Esta es la carta compromiso que empresarios recibieron, donde el presidente Andrés Manuel López Obrador pide su apoyo para comprar o ayudar a vender boletos de la rifa de los 2 mil millones de pesos
Sobre las mesas colocadas en el salón, los empresarios se toparon con la traducción escrita del motivo de la invitación, 'por medio de la presente manifiesto mi compromiso para participar de manera voluntaria...'

Ciudad de México. A la convocatoria presidencial llegaron al salón Tesorería de Palacio Nacional los 250 invitados, la crema y nata del poder económico del país. Flanqueado por el empresario más acaudalado de México, Carlos Slim, y Asunción Aramburuzabala, la mujer más rica de América Latina, el presidente Andrés Manuel López Obrador explicó el carácter voluntario de particpación en la rifa del avión presidencial.

Sobre las mesas colocadas en el salón –del cual no se retiró la escenografía de las conferencias mañaneras–, los empresarios se toparon con la traducción escrita del motivo de la invitación: por medio de la presente manifiesto mi compromiso para participar de manera voluntaria en la compra de billetes de la Lotería Nacional con motivo del sorteo conmemorativo que la misma llevará a cabo en relación con el avión presidencial..

Abajo, la sugerencia del monto a donar: 20 millones de pesos; 50 millones de pesos; 100 millones de pesos y 200 millones de pesos. Era la carta compromiso entregada a los invitados que degustaron una variante popular de la gastronomía tabasqueña: tamal de chipilín en salsa roja, acompañado de agua natural, chocolate o café.

Antaño confrontados, en esta ocasión escucharon el énfasis presidencial en las necesidades de salud y el carácter altruista de la aportación. Junto a él, dos de sus colaboradores cercanos: el jefe de la Oficina de la Presidencia, Alfonso Romo, y el titular de la Secretaría de la Defensa Nacional, Luis Cresencio Sandoval, quien tiene el resguardo del avión presidencial, adscrito a la Fuerza Aérea Mexicana.

El director de Banobras, Jorge Mendoza, intentó explicar el abigarrado proceso de apalancamiento financiero para rescatar la millonaria inversión, conocido eufemísticamente como la rifa del avión presidencial. Quedaron de mandarla por escrito, comentó Antonio Suárez, empresario atunero, para esquivar, a la salida, las preguntas sobre los detalles operativos de la rifa.

Los asistentes

Entre los comensales: Daniel Servitje, de Grupo Bimbo; Carlos Peralta, de Iusa; Carlos Bremer, de Grupo Financiero Value; Alejandro Ramírez, de Cinépolis; Emilio Azcárraga, de Grupo Televisa; Olegario Vázquez, de Grupo Ángeles; Miguel Alemán, de Interjet; Carlos Rojo, vicepresidente de la Asociación de Bancos de México; Eduardo Osuna, de BBVA. En la lista de invitados, también se encontraba Alberto Baillères, de Grupo Bal, y Miguel Rincón, de Bio Papel, quien desde anoche auguró el cumplimiento de los objetivos.

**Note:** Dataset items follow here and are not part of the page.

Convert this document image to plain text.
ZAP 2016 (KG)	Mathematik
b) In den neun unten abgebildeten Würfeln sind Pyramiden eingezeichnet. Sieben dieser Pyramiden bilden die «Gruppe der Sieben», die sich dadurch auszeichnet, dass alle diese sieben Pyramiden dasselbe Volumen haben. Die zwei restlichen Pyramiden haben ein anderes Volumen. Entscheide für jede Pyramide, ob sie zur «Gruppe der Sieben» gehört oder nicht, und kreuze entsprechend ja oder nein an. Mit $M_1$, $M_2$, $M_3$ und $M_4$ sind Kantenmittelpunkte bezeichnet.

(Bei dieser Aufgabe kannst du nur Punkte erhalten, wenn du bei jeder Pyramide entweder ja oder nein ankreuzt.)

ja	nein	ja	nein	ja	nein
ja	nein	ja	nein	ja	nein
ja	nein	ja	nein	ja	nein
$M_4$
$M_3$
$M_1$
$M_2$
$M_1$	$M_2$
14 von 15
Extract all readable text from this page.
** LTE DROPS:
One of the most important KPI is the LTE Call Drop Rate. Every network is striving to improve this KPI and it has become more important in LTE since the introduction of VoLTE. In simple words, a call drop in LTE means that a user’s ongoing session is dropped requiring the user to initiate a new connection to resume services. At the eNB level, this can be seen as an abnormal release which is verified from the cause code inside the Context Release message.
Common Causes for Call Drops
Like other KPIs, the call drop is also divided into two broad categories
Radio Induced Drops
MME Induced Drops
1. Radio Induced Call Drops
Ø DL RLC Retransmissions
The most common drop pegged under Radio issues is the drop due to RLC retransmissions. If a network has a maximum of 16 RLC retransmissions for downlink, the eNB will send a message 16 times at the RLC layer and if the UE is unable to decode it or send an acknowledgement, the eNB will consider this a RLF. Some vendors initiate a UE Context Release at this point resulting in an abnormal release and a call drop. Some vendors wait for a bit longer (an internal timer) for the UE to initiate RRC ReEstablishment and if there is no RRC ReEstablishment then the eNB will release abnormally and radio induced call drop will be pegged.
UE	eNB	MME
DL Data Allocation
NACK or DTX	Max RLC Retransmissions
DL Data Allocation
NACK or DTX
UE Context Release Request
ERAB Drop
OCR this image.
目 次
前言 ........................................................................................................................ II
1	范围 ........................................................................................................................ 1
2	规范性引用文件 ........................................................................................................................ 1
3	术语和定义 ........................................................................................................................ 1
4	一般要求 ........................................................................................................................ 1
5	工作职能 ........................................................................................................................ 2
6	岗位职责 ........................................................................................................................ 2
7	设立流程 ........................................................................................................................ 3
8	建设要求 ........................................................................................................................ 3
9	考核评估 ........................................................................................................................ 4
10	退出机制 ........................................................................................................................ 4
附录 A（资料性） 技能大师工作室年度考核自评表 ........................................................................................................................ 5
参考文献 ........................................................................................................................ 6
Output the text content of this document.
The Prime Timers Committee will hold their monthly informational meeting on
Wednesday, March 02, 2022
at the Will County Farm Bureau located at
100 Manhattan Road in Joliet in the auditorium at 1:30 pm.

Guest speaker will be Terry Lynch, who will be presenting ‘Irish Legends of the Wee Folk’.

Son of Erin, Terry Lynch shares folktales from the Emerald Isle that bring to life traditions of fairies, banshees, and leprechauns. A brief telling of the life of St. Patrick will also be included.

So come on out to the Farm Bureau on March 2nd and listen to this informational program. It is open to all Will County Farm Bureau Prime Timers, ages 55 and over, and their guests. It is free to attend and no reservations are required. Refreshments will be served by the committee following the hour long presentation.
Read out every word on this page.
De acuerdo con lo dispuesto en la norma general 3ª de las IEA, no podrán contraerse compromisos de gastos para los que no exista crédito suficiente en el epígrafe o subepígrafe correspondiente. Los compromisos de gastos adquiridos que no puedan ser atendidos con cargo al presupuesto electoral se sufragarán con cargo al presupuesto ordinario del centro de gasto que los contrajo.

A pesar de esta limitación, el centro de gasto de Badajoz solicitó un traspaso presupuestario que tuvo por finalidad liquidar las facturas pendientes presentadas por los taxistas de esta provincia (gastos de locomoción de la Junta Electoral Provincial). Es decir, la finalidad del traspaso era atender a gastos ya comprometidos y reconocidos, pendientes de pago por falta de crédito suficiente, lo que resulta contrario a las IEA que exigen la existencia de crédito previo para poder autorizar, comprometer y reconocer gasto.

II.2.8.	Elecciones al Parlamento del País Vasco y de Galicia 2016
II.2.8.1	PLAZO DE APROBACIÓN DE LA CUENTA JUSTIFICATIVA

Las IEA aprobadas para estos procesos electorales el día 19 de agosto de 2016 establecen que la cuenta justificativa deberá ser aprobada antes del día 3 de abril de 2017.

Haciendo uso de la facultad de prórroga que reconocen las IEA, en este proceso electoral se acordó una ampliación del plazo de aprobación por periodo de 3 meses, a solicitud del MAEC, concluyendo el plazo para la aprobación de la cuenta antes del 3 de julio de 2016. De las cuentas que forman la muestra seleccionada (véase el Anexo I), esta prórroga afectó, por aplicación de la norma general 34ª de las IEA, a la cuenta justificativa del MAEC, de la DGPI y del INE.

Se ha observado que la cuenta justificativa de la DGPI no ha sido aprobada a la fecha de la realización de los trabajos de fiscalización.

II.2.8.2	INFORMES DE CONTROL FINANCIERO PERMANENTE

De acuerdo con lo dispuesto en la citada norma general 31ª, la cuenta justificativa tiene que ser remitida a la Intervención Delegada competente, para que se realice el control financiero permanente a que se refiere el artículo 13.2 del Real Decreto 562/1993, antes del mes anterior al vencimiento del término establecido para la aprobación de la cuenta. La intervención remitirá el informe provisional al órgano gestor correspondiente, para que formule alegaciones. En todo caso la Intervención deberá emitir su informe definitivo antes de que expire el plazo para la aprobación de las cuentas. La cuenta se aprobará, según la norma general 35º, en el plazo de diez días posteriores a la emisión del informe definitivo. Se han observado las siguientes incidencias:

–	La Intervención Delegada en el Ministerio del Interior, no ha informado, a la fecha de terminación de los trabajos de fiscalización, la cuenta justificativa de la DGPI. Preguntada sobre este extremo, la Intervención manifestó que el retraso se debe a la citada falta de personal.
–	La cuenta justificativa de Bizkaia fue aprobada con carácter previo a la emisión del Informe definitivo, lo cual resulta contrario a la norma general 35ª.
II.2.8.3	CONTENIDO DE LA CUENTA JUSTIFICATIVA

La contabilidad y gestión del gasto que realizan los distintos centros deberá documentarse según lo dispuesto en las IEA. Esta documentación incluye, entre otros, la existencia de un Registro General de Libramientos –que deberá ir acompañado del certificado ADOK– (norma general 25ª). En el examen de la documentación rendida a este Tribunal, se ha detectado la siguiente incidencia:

López Obrador precisó el sesgo voluntario de la aportación dado que –comentó Rincón, compadre del Presidente– los empresarios ya pagan sus impuestos. La recaudación fiscal, les explicó el mandatrio, está bien utilizada, porque no hay excesos en este gobierno, frase que motivó el aplauso, narró al final Francisco Cervantes, dirigente de la Confederación de Cámaras Industriales, quien destacó la buena respuesta empresarial, descartando presiones, si bien muchos asistentes salieron presurosos y con rostro serio

–¿Habrá deducción de impuestos?

–Podría ser que hubiera condonación de impuestos, eso todavía se va a platicar –dijo Cervantes.

En el salón se colocó una tómbola de la Lotería Nacional para aquellos que desde ayer hubiesen decidido su filantrópica aportación. Pocos lo hicieron, pero quienes ya lo habían determinado no esperaron la conclusión del discurso. Para el resto, habrá un plazo para conocer su respuesta.

Comenzó así el proceso formal para resolver la tortuosa historia del avión presidencial.